The robed figure tilted its head. "Then drown with us."

The floor erupted, a thousand hands of coral bursting upward, grasping for their ankles, their throats, their hearts.

Kaelin roared, swinging her hammer, shattering coral limbs.

Rowena fired arrow after arrow, each tipped with Maerlyn's magic, burning holes through the sea-witches' defenses.

Aldric advanced, blade glowing with runic light, cutting a path toward the robed council.

And Maerlyn stepped behind him, staff blazing with black flame, her grin terrible.

"Let the dream end," she hissed.

---

The Battle Below

The palace shook, ancient walls cracking as power tore through them. The six sea-lords raised their hands, weaving tides of crushing water and boiling currents to drown the invaders.

Kaelin hurled herself forward, breaking through their ranks like a thunderclap, hammer smashing robes and bone masks into drifting shards.

Rowena found the high priest, arrow nocked, whispering a prayer before letting it fly — straight through its heart, green ichor spilling into the water like spilled ink.

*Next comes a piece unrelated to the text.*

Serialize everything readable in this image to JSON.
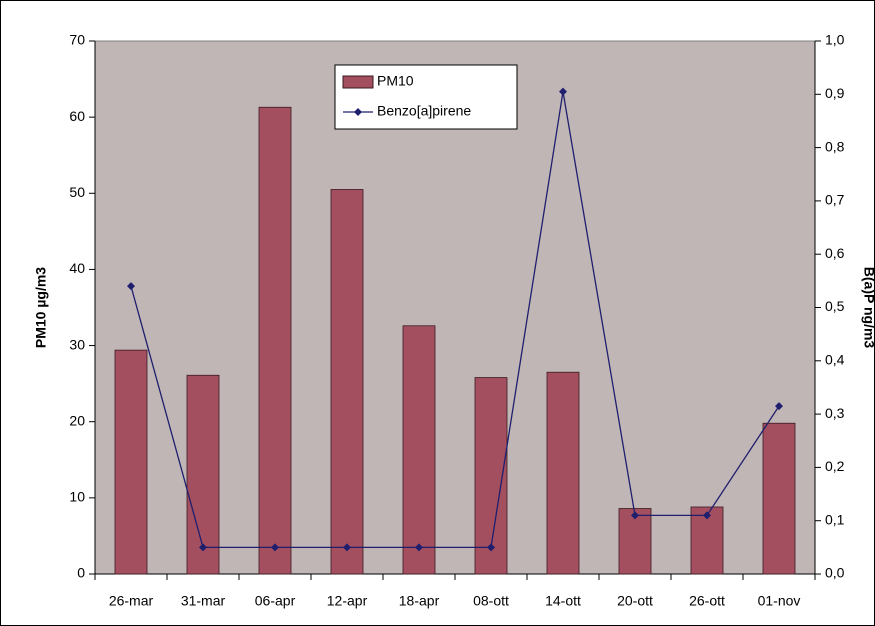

Aldric faced the last of them, blades clashing, magic roaring. The sea-lord was impossibly strong, each blow like a crashing wave, but Aldric stood unyielding, every movement the dance of a wolf who refused to die.

He feinted low, then struck high, driving his sword through the sea-lord's throat. The creature screamed, the sound breaking windows and shaking coral from the ceiling.

One by one, the lords fell, until only silence remained.

---

The End of the Dream

The city began to crumble. Towers broke like rotten teeth, arches splitting apart as the power that sustained them fled.

Maerlyn lifted her staff, chanting a final binding spell to keep the ruin from swallowing them alive.

The ship, waiting in the square, opened its maw to receive them.

They ran — through collapsing pillars, over shards of glass, until they leapt aboard, Maerlyn sealing the ship behind them.

As they rose through the water, the palace collapsed in on itself, vanishing into dust and silt.

And Aldric, watching the ruin fall away, felt something inside him settle.

For the first time in weeks, the sea was quiet.